Vincent created a series of Sunflowers versions hold in London, Amsterdam. We learned something curious with this respect - frequently people chose to propose marriage in front of those Sunflowers paintings; and sometimes Vincent signed his works. I saw a very beautiful painting – “Almond Blossoms” – my favorite maybe from the tour, then “Vase with Irises”. In his last period Vincent created landscapes with a lot of blues, greens.

Vincent died by a gunshot wound, Theo died 6 months later, they are buried side by side in France.

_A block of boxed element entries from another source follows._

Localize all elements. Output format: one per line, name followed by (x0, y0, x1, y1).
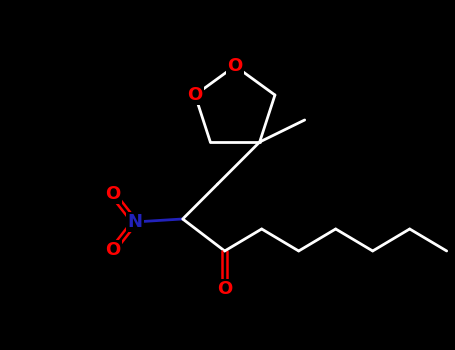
Text: O: O (105, 241, 120, 259)
Text: O: O (217, 280, 233, 298)
Text: O: O (228, 57, 243, 75)
Text: N: N (127, 213, 142, 231)
Text: O: O (187, 86, 202, 104)
Text: O: O (105, 185, 120, 203)
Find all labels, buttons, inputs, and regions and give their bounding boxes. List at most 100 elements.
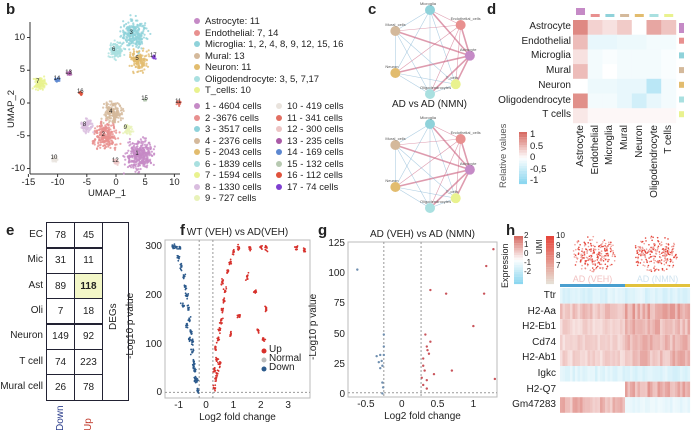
- table-row-label: Oli: [30, 304, 43, 316]
- heatmap-stripe: [635, 381, 638, 398]
- umap-point-cluster-5: [128, 64, 131, 67]
- expression-umap-point: [608, 241, 610, 244]
- point-up: [221, 317, 224, 320]
- heatmap-stripe: [635, 319, 638, 335]
- heatmap-stripe: [645, 397, 648, 413]
- heatmap-cell: [631, 49, 647, 65]
- umap-point-cluster-5: [141, 71, 145, 74]
- heatmap-row-label: Mural: [545, 65, 571, 77]
- legend-item: Microglia: 1, 2, 4, 8, 9, 12, 15, 16: [194, 39, 343, 51]
- expression-umap-point: [644, 255, 646, 257]
- heatmap-stripe: [620, 350, 623, 366]
- heatmap-stripe: [665, 319, 668, 335]
- umap-point-cluster-7: [37, 80, 40, 83]
- umap-point-cluster-7: [43, 82, 47, 85]
- point-up: [228, 263, 231, 266]
- umap-point-cluster-8: [91, 122, 94, 125]
- umap-point-cluster-5: [140, 66, 143, 69]
- point-up: [472, 324, 475, 328]
- heatmap-stripe: [665, 303, 668, 320]
- network-edge: [395, 144, 456, 199]
- heatmap-stripe: [610, 397, 613, 413]
- point-up: [303, 248, 306, 251]
- point-up: [222, 288, 225, 291]
- expression-umap-point: [640, 240, 642, 243]
- expression-umap-point: [584, 263, 586, 265]
- heatmap-stripe: [575, 366, 578, 382]
- point-up: [221, 322, 223, 324]
- heatmap-stripe: [635, 397, 638, 413]
- umap-point-cluster-2: [104, 119, 108, 122]
- umap-point-cluster-2: [100, 120, 103, 123]
- umap-point-cluster-6: [115, 46, 118, 49]
- heatmap-stripe: [640, 397, 643, 413]
- heatmap-stripe: [600, 288, 603, 304]
- table-row-label: Mic: [27, 254, 43, 266]
- umap-point-cluster-6: [113, 39, 116, 42]
- colorbar-tick: 1: [530, 129, 536, 140]
- network-edge: [429, 55, 471, 95]
- umap-point-cluster-1: [141, 140, 145, 144]
- umap-point-cluster-3: [136, 32, 139, 36]
- network-edge: [429, 24, 461, 95]
- heatmap-cell: [617, 20, 633, 35]
- expression-colorbar-segment: [514, 260, 523, 263]
- point-down: [184, 292, 187, 295]
- expression-umap-point: [653, 257, 655, 260]
- heatmap-stripe: [577, 303, 581, 320]
- umap-point-cluster-9: [122, 132, 125, 135]
- umap-point-cluster-1: [140, 149, 143, 152]
- umap-point-cluster-2: [102, 139, 105, 143]
- heatmap-stripe: [662, 319, 666, 335]
- heatmap-stripe: [615, 381, 618, 398]
- legend-label: Up: [269, 344, 282, 355]
- legend-label: Normal: [269, 353, 302, 364]
- point-down: [174, 246, 178, 249]
- heatmap-stripe: [620, 366, 623, 382]
- heatmap-stripe: [655, 303, 658, 320]
- point-up: [492, 248, 495, 251]
- heatmap-stripe: [640, 303, 643, 320]
- umap-point-cluster-5: [145, 59, 149, 62]
- umap-point-cluster-2: [104, 144, 107, 147]
- umap-point-cluster-1: [136, 145, 139, 148]
- umap-point-cluster-12: [116, 160, 120, 164]
- legend-swatch: [194, 195, 200, 202]
- umap-point-cluster-2: [114, 129, 118, 132]
- umap-point-cluster-3: [125, 40, 129, 44]
- point-up: [216, 374, 219, 377]
- umap-point-cluster-3: [135, 26, 138, 29]
- heatmap-stripe: [610, 366, 613, 382]
- point-up: [425, 387, 428, 390]
- heatmap-stripe: [570, 381, 573, 398]
- umap-point-cluster-1: [148, 158, 152, 161]
- point-up: [425, 378, 428, 382]
- expression-colorbar-segment: [514, 243, 523, 246]
- expression-umap-point: [664, 245, 667, 248]
- heatmap-cell: [573, 93, 588, 109]
- heatmap-stripe: [590, 288, 593, 304]
- legend-swatch: [194, 41, 200, 48]
- heatmap-stripe: [637, 366, 641, 382]
- umap-point-cluster-1: [149, 161, 153, 165]
- umap-point-cluster-3: [149, 32, 152, 36]
- row-annotation-bar: [679, 37, 684, 44]
- umap-point-cluster-7: [40, 77, 43, 80]
- umap-point-cluster-6: [109, 48, 112, 51]
- heatmap-stripe: [625, 381, 628, 398]
- heatmap-stripe: [622, 366, 626, 382]
- heatmap-stripe: [657, 366, 661, 382]
- heatmap-stripe: [617, 288, 621, 304]
- heatmap-stripe: [687, 319, 691, 335]
- umap-point-cluster-4: [105, 109, 108, 112]
- expression-umap-point: [612, 253, 614, 256]
- point-down: [379, 353, 382, 357]
- expression-umap-point: [665, 261, 668, 264]
- heatmap-stripe: [560, 288, 563, 304]
- heatmap-stripe: [590, 303, 593, 320]
- gene-label: H2-Ab1: [522, 352, 556, 364]
- heatmap-stripe: [680, 334, 683, 351]
- point-up: [221, 311, 224, 314]
- umap-point-cluster-8: [84, 124, 87, 128]
- colorbar-segment: [519, 176, 527, 179]
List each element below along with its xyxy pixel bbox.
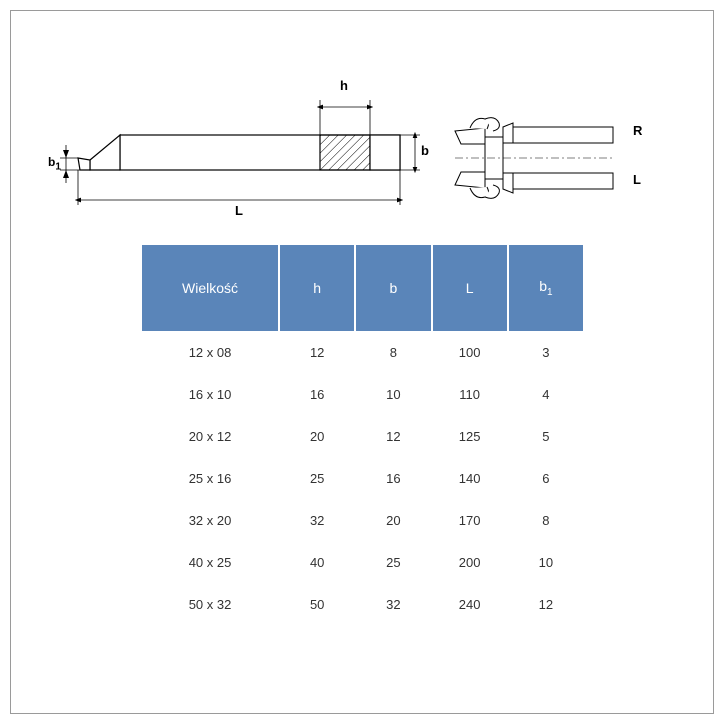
- table-row: 12 x 081281003: [142, 331, 583, 373]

Vincent sister in law Johanna Gezina van Gogh inherited his collection and promoted his work and letters – she published a book with the letters from Vincent to Theo. Her son, and Vincent’s nephew - Vincent Willem Van Gogh (1890-1978) donated to the Dutch government his collection, which created this museum.

I recommend to make this interesting, informative, free tour. I see that there are a lot of forthcoming tours in January and February so take the chance.